L’année climatique 2021-2022 ressemble comme deux gouttes d’eau à 1988-1989. On compte en effet les gouttes tellement elles sont rares depuis août dernier. Sur la région de Pontivy, on enregistre un déficit de précipitation de 40 %.

« Actuellement, la Bretagne commence à être une des régions les plus sèches de France. C’est un vrai motif d’inquiétude », résume Stéven Tual, météorologue-prévisionniste à Météo Bretagne, société installée à Cesson-Sévigné (35). « On est dans une configuration un peu similaire à 1989 marquée par une sécheresse dont
les agriculteurs s’en rappellent. Entre 1988 et 1989, Dinard avait enregistré un déficit pluviométrique pendant 24 mois consécutifs. Entre juin et juillet, il n’avait plu que 4 mm. Cette année, cette même station cumule 13 mois déficitaires sur 16 ».

Haute pression et vent d’est

Cette année, la rareté des pluies est sous la houlette d’anticyclones, alternativement installés depuis plusieurs semaines – plusieurs mois – sur les Îles britanniques et les Açores. Des hautes pressions qui font barrage aux vents d’ouest porteurs de précieux nuages chargés en eau. En corollaire, un vent de nord-est au fort pouvoir desséchant aggrave la situation. « Non seulement les précipitations ont été peu importantes cet automne, mais en plus il n’y a eu que 4 jours de pluie efficace (10 mm) depuis le 1er janvier. Si les précipitations ne viennent pas en mai-juin, des temps difficiles s’annoncent pour l’agriculture », résume le prévisionniste breton qui ne prévoit cependant pas de pluie avant la mi-mai.

La Bretagne intérieure est particulièrement touchée cette année. « Par exemple, le déficit pluviométrique mesuré depuis août s’élève à 40 % sur Pontivy. 2020 et 2021, qui avaient aussi connu un printemps relativement sec, avaient pu davantage compter sur d’importantes réserves constituées par les précipitations conséquentes de l’automne-hiver », poursuit Stéven Tual. Rien de comparable pour l’année en cours puisque de mois en mois les déficits se cumulent : « Depuis août, il manque par exemple 360 mm sur Quimper (- 29 %) et 190 mm sur Rennes (- 27 %) ». Conséquence de ces déficits, « la réserve utile des sols s’amenuise et devrait être prochainement épuisée, particulièrement dans les terres légères. Les plantes seront donc en stress hydrique, dernier stade avant ce que l’on qualifie de sécheresse ». Sur la côte nord, l’effet Manche a permis d’atténuer l’insuffisance pluviométrique calculée par rapport à la normale 1981-2010 : – 15 % pour Brest ; – 14 % sur Perros-Guirec ; – 15 % sur Saint-Brieuc. Le Sud-Bretagne se situe dans une fourchette intermédiaire entre le Nord et Centre-Bretagne : -27 % à Lorient et – 25 % à Vannes.
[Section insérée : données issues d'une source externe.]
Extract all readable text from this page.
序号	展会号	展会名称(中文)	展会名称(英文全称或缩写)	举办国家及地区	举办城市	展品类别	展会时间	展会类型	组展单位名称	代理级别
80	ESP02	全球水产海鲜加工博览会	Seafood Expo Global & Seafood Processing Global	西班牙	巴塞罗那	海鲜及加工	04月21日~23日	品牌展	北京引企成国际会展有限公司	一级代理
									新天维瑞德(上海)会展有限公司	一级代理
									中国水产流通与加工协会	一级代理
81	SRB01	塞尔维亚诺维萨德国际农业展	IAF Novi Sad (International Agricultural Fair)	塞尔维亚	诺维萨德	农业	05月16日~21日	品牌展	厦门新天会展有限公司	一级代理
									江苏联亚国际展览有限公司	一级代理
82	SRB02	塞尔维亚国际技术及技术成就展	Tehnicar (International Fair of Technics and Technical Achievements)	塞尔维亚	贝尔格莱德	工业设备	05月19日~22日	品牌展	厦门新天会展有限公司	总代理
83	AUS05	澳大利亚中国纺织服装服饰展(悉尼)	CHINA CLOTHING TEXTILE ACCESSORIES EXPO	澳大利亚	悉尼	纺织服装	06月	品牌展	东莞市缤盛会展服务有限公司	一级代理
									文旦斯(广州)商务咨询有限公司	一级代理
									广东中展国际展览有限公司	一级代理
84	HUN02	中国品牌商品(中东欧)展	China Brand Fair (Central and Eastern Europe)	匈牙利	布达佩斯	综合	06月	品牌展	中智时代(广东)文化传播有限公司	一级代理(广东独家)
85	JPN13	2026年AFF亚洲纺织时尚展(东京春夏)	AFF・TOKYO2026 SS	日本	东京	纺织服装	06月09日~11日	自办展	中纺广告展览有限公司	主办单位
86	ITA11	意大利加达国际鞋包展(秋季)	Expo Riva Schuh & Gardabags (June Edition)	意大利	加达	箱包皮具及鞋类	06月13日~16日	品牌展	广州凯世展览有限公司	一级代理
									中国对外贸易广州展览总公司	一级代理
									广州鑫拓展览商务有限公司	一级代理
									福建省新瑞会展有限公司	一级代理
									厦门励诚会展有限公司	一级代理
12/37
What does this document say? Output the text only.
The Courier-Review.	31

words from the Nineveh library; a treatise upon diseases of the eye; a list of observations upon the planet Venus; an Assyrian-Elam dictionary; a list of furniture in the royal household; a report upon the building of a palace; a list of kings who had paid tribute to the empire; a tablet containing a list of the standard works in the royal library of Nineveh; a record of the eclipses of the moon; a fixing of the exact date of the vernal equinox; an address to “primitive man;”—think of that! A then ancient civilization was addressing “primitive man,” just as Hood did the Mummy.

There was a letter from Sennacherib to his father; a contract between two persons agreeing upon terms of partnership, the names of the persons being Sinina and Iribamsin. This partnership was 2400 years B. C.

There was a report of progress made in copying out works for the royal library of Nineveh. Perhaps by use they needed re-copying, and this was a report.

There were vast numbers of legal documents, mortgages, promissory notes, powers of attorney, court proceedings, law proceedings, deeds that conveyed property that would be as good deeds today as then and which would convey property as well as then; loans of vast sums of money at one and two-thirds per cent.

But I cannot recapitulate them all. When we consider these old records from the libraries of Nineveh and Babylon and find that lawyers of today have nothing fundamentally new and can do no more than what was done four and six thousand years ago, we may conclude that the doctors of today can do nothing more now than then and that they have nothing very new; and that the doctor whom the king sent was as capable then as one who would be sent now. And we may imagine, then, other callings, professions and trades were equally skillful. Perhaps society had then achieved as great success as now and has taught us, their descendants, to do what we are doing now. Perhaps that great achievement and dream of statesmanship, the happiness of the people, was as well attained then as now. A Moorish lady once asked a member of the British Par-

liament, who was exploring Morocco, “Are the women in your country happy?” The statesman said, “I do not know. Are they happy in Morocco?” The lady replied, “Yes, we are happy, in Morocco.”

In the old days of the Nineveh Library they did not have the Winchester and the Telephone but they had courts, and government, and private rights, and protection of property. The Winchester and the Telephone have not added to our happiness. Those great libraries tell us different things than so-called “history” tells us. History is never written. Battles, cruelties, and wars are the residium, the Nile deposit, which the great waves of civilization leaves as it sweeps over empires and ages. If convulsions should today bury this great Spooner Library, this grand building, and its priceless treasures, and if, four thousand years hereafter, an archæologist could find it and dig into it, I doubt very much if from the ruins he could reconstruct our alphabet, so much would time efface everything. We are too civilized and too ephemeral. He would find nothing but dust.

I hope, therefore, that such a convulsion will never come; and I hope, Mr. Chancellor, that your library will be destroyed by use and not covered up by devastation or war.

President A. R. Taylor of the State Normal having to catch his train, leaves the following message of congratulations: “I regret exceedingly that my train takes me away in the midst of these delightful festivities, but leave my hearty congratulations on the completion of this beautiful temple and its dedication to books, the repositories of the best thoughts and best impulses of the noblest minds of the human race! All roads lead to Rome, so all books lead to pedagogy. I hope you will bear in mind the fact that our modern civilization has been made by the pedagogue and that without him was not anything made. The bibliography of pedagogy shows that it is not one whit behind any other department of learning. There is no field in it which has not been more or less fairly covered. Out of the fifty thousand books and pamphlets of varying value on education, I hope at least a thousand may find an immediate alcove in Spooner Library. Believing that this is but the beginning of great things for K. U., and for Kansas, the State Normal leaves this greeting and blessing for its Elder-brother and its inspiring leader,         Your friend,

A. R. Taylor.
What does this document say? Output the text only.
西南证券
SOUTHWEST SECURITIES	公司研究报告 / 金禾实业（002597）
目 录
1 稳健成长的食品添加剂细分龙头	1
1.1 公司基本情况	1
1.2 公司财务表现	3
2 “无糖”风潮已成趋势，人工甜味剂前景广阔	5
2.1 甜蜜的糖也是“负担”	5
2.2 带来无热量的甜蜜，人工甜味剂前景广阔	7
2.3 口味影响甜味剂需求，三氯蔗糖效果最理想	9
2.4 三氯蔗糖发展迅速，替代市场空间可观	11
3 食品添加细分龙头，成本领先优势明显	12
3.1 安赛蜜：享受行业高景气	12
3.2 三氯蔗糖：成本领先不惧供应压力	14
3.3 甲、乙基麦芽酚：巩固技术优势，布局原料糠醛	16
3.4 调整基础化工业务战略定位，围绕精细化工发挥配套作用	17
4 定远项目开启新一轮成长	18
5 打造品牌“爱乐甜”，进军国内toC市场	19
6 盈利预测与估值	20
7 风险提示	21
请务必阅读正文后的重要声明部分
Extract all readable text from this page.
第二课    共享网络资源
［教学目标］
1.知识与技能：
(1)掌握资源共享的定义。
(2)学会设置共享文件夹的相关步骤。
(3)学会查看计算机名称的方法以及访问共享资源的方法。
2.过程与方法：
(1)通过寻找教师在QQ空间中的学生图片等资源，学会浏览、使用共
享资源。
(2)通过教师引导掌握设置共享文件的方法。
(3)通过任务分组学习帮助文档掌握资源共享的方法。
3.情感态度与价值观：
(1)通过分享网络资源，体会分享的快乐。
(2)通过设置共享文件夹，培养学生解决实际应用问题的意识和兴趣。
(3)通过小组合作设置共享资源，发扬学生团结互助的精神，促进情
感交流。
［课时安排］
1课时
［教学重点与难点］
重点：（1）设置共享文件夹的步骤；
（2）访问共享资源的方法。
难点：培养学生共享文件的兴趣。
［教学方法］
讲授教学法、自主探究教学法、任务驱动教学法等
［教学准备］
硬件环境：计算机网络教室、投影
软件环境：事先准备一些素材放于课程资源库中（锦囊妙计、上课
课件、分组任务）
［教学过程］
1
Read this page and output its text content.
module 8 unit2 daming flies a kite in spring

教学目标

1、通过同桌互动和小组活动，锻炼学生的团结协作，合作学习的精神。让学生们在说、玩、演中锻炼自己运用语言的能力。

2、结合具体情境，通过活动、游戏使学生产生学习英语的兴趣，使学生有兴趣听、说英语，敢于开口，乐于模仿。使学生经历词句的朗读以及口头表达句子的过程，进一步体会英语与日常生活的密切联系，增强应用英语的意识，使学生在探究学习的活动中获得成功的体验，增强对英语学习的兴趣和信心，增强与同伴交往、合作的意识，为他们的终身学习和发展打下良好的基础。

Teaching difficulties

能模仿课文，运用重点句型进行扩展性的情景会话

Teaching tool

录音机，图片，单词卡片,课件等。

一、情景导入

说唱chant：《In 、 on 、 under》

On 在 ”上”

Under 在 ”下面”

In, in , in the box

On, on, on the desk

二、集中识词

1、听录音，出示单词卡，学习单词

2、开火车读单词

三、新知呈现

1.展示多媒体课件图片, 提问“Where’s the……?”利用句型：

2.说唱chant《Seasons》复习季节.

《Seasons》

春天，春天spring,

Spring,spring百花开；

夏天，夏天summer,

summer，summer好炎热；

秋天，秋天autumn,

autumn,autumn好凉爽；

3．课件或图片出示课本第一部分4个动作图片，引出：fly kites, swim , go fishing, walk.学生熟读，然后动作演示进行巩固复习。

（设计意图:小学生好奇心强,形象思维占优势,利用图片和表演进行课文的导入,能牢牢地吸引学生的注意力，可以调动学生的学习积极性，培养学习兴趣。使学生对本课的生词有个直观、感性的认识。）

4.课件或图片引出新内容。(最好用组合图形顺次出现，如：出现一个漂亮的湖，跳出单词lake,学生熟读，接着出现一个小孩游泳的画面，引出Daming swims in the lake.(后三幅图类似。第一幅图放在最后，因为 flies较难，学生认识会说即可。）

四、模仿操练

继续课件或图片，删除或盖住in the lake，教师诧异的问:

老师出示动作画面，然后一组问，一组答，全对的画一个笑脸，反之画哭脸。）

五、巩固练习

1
À noter le record de déficit de 54 % sur Belle-Île sur les 9
derniers mois.

En lien avec le réchauffement climatique

« L’assèchement rapide des sols en surface au printemps devient une constante depuis quelques années. Les trois dernières années le montrent particulièrement. C’est en lien avec le réchauffement climatique », explique le météorologue qui cite « l’indice d’humidité des sols agrégé, publié par Météo France, qui montre une humidité de plus en plus faible et précoce des sols à cette saison ». Stéven Tual explique que « dans les années à venir, la nouvelle répartition des pluies devrait aboutir à une alternance de ‘saisons intermédiaires’ très sèches et très pluvieuses ». Un peu comme on le voit depuis une dizaine d’années avec des printemps secs et des pluies d’automne abondantes et précoces qui obligent les éleveurs à rentrer leurs animaux dès la mi-octobre. L’automne 2021 a été un peu une exception.

Température en hausse

Côté température, « les valeurs enregistrées en début d’année 2022 sont régulièrement au-dessus de la norme, avec notamment des après-midi doux, sauf sur la côte nord », note encore le spécialiste de Météo Bretagne qui cite : + 2,5 °C en février sur Rennes, + 2,2 °C en mars et + 2,1 °C en avril (Respectivement + 1,8 °C, + 2,1 °C et + 2,5 °C sur Quimper). « Avec en parallèle plusieurs jours de printemps avec des températures basses le matin qui ont affecté les fruitiers », souligne Stéven Tual. 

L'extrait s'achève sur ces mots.